OK One More Y-Why for Today:
Convert Two Rows into One
[This section got its own blog post a few weeks later; the light green swatch referred to is also pictured there.]
Sometimes, two or even three rows of a stitch pattern can be turned into one row, using using taller into-the-side stitches. Here’s a two-row shell-and-cluster stitch pattern (upper swatch) turned into one-row one lower swatch).
You can get more stitches to face the front this way. It also removes a “grid” effect caused by the connections between every stitch across a row. It fits in the “clever substitutions” category which is the topic of newsletter #92.
That grid effect adds structure to the fabric. Removing them adds more drape. So it depends on the yarn and project.
5 thoughts on “Tall Stitch Virtuosity Class Resources”
Very informative, thank you! I love the info about the ancient symbols – there is a wealth of images online of ancient symbols/ornaments/sacred geometric shapes/motifs/heiroglyphs/carvings/drawings that can be used for inspiration. For instance, like many other motifs and stitch patterns we use, the Catherine’s Wheel stitch pattern is based on the Catherine’s Wheel symbol which has a rich history and deep meaning amongst many cultures. I am constantly searching Google for ancient symbols/motifs, and it has taught me much about the history and reasons behind why we use symbols and motifs to communicate and tell stories.

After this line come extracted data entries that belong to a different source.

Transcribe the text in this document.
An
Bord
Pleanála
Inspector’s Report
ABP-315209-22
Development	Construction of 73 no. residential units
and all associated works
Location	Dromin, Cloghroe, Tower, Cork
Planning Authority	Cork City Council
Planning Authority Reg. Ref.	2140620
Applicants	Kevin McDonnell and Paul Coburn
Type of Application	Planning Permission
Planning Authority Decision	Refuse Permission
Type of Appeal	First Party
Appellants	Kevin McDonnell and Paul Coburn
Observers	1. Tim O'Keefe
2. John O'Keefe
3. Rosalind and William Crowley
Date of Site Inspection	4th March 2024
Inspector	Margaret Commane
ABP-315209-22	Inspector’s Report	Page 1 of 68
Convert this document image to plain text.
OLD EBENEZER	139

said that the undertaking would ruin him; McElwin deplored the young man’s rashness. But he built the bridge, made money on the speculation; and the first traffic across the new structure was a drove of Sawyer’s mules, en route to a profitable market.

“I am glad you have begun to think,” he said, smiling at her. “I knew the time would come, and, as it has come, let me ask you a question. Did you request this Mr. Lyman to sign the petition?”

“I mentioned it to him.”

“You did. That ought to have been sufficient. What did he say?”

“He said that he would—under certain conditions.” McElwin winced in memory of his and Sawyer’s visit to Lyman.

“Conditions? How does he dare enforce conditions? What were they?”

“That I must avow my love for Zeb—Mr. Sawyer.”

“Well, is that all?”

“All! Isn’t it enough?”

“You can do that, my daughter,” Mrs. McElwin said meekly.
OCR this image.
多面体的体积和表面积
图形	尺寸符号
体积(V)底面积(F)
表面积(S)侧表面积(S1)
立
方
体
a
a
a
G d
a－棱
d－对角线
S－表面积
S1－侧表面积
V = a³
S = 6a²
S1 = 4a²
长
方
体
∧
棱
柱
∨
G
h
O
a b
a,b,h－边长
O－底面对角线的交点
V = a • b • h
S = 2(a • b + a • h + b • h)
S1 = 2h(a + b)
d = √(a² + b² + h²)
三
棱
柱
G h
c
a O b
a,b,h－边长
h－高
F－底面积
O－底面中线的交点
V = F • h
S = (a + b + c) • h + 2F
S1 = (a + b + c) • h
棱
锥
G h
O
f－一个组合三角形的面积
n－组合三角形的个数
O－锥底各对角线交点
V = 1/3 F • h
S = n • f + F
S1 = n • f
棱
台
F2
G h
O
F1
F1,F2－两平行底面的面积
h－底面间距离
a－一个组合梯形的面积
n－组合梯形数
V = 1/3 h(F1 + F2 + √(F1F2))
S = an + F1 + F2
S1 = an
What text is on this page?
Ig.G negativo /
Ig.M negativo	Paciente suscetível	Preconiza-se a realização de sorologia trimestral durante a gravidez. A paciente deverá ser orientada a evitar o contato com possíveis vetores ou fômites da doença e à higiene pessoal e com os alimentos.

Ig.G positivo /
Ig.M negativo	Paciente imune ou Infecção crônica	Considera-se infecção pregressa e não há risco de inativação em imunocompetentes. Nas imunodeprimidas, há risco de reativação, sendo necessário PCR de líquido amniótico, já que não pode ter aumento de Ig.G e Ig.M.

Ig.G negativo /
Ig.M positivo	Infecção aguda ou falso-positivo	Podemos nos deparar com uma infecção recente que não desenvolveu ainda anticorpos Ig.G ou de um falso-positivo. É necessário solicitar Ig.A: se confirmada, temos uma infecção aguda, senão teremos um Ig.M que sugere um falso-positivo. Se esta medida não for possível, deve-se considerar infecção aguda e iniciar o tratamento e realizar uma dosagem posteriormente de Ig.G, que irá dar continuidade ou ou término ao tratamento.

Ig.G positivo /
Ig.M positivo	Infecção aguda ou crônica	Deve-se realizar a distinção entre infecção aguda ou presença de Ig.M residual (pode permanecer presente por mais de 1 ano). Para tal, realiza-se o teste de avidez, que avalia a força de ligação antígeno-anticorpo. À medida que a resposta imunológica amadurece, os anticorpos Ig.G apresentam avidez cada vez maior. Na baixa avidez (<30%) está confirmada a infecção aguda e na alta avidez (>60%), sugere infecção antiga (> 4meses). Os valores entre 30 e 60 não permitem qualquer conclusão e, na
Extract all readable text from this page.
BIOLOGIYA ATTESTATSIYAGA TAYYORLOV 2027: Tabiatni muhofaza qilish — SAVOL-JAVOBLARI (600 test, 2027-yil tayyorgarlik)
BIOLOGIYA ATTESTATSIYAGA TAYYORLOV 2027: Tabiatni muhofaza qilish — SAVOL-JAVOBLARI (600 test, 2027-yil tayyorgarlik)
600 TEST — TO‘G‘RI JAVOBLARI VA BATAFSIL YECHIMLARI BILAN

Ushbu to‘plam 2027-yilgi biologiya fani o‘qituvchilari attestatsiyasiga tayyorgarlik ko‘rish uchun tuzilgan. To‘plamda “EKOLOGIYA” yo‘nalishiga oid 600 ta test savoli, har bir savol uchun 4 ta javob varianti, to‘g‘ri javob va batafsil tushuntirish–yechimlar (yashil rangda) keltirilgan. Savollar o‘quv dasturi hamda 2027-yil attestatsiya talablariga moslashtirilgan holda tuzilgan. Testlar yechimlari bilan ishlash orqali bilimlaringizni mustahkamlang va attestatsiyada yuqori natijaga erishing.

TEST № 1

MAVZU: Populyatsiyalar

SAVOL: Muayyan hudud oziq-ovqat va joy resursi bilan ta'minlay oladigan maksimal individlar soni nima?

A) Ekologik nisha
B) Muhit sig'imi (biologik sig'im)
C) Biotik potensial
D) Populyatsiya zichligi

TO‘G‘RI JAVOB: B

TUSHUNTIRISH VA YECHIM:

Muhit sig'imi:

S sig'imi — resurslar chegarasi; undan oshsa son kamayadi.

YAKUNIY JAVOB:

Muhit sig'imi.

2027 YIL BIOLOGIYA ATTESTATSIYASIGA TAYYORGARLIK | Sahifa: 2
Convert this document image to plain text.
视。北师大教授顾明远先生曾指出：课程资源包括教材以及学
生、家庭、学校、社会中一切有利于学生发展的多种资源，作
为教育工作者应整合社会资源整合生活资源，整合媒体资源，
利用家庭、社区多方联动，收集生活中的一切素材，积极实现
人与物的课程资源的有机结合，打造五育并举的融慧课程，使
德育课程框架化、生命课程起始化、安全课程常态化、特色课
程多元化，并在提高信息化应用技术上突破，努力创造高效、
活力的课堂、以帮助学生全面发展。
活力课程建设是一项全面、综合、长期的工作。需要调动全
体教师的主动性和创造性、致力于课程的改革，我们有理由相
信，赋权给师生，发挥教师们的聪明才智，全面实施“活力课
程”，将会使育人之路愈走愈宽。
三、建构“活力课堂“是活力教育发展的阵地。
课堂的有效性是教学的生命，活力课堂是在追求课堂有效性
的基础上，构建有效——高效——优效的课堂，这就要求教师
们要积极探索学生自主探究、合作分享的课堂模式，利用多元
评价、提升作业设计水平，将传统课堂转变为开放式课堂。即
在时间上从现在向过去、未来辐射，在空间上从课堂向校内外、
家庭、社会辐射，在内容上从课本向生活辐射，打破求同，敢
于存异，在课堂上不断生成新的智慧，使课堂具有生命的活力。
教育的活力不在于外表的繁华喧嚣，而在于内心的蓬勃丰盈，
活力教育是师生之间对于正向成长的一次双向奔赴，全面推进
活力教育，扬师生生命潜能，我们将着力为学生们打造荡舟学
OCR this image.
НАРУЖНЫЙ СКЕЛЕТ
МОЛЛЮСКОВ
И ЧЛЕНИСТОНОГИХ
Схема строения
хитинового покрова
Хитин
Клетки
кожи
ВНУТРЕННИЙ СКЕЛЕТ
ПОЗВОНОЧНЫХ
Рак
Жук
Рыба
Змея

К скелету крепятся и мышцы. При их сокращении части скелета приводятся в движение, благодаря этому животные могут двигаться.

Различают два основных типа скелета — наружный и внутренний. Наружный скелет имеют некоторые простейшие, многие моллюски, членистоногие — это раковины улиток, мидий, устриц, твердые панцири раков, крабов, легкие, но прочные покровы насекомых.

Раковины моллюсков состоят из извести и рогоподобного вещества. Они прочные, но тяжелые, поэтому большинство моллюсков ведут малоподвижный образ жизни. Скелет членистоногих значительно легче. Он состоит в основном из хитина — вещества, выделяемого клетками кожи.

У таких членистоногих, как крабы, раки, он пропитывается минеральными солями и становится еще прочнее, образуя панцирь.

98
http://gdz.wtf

And yes, Elena at Sheru uses tall stitches in many ways, like with some of her motifs when making the leaves or petals of a flower: She makes one very tall stitch then fills in the body of the leaf/petal with ‘branching’ stitches that don’t have to be connected to the center circle, which provides texture, a 3d effect, and opens up a whole new world of options. “Complex” is a very fitting term that she uses, because of the many ‘branches’ connected to the main tall stitch.
It sounds like you and I have very similar crochet interests 🙂
Have you read about ancient symbols in any Barbara G. Walker books? Fascinating.
No, I have not read any of Barbara G. Walker’s books – Thank You so much for letting me know! Yes, I really love ancient symbols, I am always trying to figure out how to crochet them, and sometimes it seems impossible, but there’s always a way, and it challenges the way I think about how to accomplish different textures and shapes.